3) Selon des documents que nous avons consultés, vous avez choisi de détenir vos actions à travers un système fiduciaire, à Rendor Overseas S.A. qui détenait vos actions sous « declaration od Trust in favor of Mr Patrick Jérôme Achi. »
Cette structure voulait dire que votre nom n’apparaissait pas dans de documents officiels. Pourquoi avez-vous choisi de structurer votre société offshore pour que votre nom soit plus caché ?

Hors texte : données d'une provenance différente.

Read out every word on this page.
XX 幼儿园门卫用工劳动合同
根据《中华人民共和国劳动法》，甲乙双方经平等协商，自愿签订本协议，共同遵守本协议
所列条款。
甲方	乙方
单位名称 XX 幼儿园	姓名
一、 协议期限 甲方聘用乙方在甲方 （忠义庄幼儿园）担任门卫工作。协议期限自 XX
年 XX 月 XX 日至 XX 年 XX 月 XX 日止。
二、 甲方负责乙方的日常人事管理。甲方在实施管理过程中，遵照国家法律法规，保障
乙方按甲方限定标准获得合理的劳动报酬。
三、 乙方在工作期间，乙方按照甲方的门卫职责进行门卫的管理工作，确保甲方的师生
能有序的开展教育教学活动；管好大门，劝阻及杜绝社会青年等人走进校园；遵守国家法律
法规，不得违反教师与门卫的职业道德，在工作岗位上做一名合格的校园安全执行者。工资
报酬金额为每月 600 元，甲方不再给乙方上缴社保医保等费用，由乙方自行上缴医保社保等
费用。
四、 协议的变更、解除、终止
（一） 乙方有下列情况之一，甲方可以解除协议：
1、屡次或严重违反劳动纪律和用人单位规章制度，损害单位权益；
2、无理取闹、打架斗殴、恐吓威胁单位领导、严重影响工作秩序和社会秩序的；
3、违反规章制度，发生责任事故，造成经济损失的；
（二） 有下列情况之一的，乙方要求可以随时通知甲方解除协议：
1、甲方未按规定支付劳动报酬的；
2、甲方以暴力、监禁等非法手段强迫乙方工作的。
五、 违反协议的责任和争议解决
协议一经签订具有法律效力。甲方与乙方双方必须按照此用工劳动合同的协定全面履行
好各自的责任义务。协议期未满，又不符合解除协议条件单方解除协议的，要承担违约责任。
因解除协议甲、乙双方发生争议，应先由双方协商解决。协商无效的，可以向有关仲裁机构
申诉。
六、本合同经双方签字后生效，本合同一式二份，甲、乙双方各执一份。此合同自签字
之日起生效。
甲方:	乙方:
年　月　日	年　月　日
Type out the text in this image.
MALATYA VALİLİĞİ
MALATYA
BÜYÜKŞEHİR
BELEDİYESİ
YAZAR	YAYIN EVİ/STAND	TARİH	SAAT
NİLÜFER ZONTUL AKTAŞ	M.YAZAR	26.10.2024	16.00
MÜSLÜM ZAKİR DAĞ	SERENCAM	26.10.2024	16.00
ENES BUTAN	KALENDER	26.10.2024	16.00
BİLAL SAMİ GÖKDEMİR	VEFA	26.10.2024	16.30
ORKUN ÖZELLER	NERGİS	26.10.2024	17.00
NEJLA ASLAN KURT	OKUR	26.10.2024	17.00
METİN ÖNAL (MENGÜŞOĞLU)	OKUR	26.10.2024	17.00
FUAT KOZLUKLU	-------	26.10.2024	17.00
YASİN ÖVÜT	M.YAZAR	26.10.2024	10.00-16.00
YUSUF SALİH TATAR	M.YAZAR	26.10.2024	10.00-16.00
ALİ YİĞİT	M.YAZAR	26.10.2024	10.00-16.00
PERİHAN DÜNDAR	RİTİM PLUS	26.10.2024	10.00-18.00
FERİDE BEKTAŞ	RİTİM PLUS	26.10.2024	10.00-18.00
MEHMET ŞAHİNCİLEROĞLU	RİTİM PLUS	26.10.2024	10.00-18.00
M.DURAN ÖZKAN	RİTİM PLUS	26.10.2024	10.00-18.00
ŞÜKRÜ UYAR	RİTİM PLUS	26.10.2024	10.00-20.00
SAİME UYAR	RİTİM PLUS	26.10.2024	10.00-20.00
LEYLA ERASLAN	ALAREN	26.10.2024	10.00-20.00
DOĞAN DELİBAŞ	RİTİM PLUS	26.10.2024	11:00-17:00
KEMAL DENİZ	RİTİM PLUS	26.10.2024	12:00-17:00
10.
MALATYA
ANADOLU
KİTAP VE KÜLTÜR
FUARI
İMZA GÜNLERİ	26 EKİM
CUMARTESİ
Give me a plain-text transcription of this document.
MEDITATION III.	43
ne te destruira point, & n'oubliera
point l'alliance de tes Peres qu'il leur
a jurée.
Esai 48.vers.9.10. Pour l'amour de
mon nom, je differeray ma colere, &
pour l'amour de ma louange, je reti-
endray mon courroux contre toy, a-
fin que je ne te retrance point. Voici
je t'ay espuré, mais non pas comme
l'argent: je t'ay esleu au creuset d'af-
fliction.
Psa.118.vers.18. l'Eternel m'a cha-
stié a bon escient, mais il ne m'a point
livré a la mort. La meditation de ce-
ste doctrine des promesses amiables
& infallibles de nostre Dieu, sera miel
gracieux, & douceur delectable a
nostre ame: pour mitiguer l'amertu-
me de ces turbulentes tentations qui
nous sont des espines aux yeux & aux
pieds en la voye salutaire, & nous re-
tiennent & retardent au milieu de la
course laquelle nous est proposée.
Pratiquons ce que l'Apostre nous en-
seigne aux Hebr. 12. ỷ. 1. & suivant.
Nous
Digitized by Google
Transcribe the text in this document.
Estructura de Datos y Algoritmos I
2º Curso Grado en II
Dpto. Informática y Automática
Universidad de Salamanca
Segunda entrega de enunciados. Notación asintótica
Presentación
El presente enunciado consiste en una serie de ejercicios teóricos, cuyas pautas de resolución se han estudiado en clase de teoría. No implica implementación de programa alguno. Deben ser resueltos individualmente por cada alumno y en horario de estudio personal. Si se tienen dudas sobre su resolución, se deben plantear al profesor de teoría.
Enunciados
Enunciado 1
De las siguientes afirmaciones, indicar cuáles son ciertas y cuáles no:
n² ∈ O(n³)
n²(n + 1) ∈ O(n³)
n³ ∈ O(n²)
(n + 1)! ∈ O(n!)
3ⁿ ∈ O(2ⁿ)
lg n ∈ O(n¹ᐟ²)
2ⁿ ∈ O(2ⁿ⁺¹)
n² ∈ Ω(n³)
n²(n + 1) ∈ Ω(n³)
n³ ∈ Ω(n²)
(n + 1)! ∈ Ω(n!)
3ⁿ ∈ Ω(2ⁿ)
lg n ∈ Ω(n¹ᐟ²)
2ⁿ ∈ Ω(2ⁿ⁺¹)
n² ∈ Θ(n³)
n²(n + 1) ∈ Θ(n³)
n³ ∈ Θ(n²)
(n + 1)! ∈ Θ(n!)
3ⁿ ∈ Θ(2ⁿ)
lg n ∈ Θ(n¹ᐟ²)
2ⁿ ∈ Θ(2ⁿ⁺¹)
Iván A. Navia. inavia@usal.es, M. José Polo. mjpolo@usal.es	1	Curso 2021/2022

4) Quels sont les liens qui existent entre le Cabinet Strategic and Management Consultant (SMC) dont vous êtes associé gérant, fondateur et gérant et Allstar Consultancy Services Limited ?
5) Vous disposez d’un compte bancaire à Londres, précisément à BARCLAYS Bank PLC, cet établissement bancaire est-il au courant de votre statut de personne politiquement exposée (PEP) ?
6) Avez-vous déclaré votre activité de consultance au fisc ivoirien et en quelle année ?
7) Avez-vous, lors de la déclaration de votre patrimoine, auprès de la Haute Autorité pour la Bonne Gouvernance (HABG) déclaré l’existence de votre société Allstar Consultancy Services Limited ?
8) Qu’est-ce qui a motivé en juillet 2005 le transfert de la gestion et l’administration de Allstar Consultancy Services Limited au cabinet Aleman, Cordero, Galindo & Lee Limited? Notre requête étant guidée par le principe de l’équilibre de l’information, une réaction de votre part, nous obligerait. Convaincu de l’intérêt que vous accordez à notre démarche, nous vous prions de croire, Monsieur le premier ministre, en l’expression de notre profond respect », écrit Will Fitzgibbon, membre de ICIJ. Le Premier ministre est resté indifférent face à ce courrier. Un courrier de relance envoyé par ICIJ le 23 septembre à l’un des conseillers du Premier ministre a subi le même sort. On a tout compris, Patrick Achi aime vraiment la discrétion.
Par NOËL KONAN pour www.enquetemedia.org
Avec le Consortium international des journalistes d’investigation (ICIJ) dans le cadre du projet Pandora Papers impliquant plus de 600 journalistes issus de 150 médias dans 117 pays et territoires qui ont exploité près de 11,9 millions de dossiers confidentiels provenant de cabinets d’avocats et de prestataires de services offshore.